Friday, November 15, 2013

Ross v. Mississippi case brief

Ross v. Mississippi case brief summary
601 So.2d 872 (1992)


CASE SYNOPSIS
Defendant challenged the decision of the Union County Circuit Court (Mississippi), which denied his motion for directed verdict and convicted him of attempted rape in violation ofMiss. Code Ann. § 97-1-7 (1972).

CASE FACTS
The complainant lived with her young daughter in a trailer. Defendant stopped at her trailer, pointed a handgun at the complainant, ordered her into the house, told her to undress, and threatened to kill her. She pleaded that her daughter would be home from school soon. Defendant walked the complainant out to the back of her trailer before he left. Defendant claimed that the jury should have been instructed only on a simple assault charge.
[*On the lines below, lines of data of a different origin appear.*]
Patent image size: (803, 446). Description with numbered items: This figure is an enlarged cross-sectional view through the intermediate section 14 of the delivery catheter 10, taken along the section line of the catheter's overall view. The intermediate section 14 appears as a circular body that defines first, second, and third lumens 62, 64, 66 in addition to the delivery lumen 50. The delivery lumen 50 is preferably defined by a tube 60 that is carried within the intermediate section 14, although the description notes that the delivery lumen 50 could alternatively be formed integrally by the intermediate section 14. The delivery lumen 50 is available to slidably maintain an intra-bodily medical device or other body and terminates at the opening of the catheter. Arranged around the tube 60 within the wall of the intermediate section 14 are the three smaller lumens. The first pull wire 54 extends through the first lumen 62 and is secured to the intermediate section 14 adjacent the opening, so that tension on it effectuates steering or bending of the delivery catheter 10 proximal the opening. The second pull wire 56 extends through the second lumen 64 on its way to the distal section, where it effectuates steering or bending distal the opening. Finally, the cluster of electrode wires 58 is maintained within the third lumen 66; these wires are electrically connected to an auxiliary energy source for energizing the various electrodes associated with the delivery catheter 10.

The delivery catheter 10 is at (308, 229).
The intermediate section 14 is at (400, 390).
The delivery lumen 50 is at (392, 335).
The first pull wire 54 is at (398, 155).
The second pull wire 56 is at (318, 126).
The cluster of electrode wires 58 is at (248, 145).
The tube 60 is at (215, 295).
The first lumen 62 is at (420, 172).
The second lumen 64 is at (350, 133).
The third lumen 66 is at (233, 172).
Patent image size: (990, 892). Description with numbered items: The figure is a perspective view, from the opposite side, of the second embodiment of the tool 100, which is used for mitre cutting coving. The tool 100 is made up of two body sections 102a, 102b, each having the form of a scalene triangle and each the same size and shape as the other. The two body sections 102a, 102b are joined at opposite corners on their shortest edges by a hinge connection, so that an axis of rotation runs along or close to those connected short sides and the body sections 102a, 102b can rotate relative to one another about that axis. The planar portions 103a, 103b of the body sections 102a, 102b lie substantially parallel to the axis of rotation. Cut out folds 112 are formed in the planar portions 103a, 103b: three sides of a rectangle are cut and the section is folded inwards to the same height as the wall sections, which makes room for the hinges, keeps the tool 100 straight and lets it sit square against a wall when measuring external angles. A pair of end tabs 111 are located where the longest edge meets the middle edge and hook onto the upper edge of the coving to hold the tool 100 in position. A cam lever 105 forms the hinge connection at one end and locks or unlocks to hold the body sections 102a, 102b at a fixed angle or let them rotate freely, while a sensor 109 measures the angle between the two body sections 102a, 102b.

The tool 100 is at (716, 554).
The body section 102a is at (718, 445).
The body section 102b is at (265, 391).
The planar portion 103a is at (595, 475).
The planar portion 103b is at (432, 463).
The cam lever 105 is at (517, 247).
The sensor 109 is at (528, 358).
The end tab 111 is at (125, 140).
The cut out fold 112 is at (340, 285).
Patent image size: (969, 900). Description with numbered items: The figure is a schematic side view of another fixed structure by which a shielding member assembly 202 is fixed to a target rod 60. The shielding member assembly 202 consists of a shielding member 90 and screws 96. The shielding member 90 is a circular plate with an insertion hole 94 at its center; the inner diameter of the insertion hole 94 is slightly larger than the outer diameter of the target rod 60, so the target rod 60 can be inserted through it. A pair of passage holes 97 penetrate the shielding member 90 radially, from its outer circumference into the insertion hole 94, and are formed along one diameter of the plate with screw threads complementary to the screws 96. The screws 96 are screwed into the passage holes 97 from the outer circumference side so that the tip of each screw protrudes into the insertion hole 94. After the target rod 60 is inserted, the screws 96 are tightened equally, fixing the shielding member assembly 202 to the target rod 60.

He asserted that it was not the complainant's resistance that prevented her rape nor any independent intervening cause or third person, but the voluntary and independent decision by defendant to abandon his attack.

DISCUSSION
  • On appeal, the court reversed defendant's conviction because defendant raised a legitimate issue of error in the sufficiency of the evidence supporting his conviction for attempted rape because he voluntarily abandoned the attempt. 
  • An attempt consisted of an intent to commit a particular crime, a direct ineffectual act done toward its commission, and failure to consummate its commission. 
  • The court found that defendant left because he responded sympathetically to the complainant's statement that she had a little girl.

CONCLUSION
The court reversed defendant's conviction.